TeraRecon, Inc. (San Mateo, CA, USA), a developer of advanced visualization and decision support, highlighted aspects of its Aquarius iNtuition advanced visualization system at the 2009 Society for Imaging Informatics in Medicine (SIIM) annual meeting in Charlotte, NC, USA, June 4-7, 2009.

Research and development of algorithms such as segmentation and computer-aided detection (CAD) can proceed to a certain extent in a laboratory setting, where algorithms are developed and tested on sample cases in a controlled environment. However, to obtain real-world experience with such algorithms, it is necessary to deploy them into the real diagnostic interpretation workflow, which can often be challenging since most vendors of diagnostic interpretation systems do not support such integration of external algorithms.

TeraRecon's Aquarius iNtuition includes the AquariusAPS server, which hosts a wide variety of automatic image processing algorithms that can be applied in a rules-based manner on any imaging data acquired by an institution's scanners. AquariusAPS also supports an open application-programming interface (API) for "plugging in” third-party algorithms, so that they may be applied to an institution's imaging data (even historically), and the results then observed in the context of the normal Aquarius iNtuition diagnostic user interface. The algorithm reported on by Mayo Clinic (Rochester, MN, USA) is being integrated into the AquariusAPS server (for internal use only) by a Mayo Clinic team using this API, as an example of such an integration.

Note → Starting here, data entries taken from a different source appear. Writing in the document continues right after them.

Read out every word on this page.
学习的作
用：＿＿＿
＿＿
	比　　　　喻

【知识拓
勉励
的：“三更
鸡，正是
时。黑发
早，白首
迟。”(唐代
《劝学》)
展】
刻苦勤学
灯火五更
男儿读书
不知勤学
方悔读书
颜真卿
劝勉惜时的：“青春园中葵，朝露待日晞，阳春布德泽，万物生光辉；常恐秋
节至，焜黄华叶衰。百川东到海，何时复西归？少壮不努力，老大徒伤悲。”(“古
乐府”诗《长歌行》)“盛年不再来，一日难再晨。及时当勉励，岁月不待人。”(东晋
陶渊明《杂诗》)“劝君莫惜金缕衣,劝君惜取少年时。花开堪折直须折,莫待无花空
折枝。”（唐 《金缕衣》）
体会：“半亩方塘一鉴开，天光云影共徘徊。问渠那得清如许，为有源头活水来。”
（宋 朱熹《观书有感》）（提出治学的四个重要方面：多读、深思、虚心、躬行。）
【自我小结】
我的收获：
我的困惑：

Presentations at SIIM 2009 highlighted the advantages of exporting findings and measurements using a standardized XML format, which can be read into a database and later searched to find similar cases or findings, to aid diagnosis, or for research purposes. The Aquarius iNtuition 4.4 software includes advanced support for customizing measurement protocols, and for exporting the results of applying such measurement protocols, using standardized XML, CSV (for use in Microsoft Excel and other software), or Text formats. This tool allows a clinical institution to standardize its interpretation protocol, a three-dimensional (3D) lab to standardize its measurement sets for various procedures, or a research facility to define standardized measurements that must be made by readers in a clinical trial, all with the output formatted in a standardized way that can be automatically exported into other software or analysis tools.

At SIIM 2009, Jason N. Itri, M.D., Ph.D., and William W. Boonn M.D., from the Hospital of the University of Pennsylvania ((Philadelphia, USA), presented a study that found that using such automated processing generates substantial time savings, and that "the substantial time savings is expected to improve workflow and productivity.”

The study was performed using the system featuring AquariusAPS with "AutoBatch,” an automated processing server that performs coronal, sagittal, and axial reformats using maximum intensity projection (MIP), multiplanar reformatting (MPR), or other algorithms immediately upon scan completion, according to various user-defined rules and parameters, with automatic forwarding of the results to picture archiving and communication systems (PACS). The AquariusAPS server used in this study showed that trauma-related computed tomography (CT) examinations of the cervical spine, chest, abdomen, and pelvis significantly improved diagnostic interpretation efficiencies.

At SIIM 2009, another presentation highlighted the use of an alternative user interface based on multi-touch technology. TeraRecon's Aquarius iNtuition is integrated with a multi-touch user interface, and iNtuition now supports the iPhone and iPod Touch multi-touch user interface.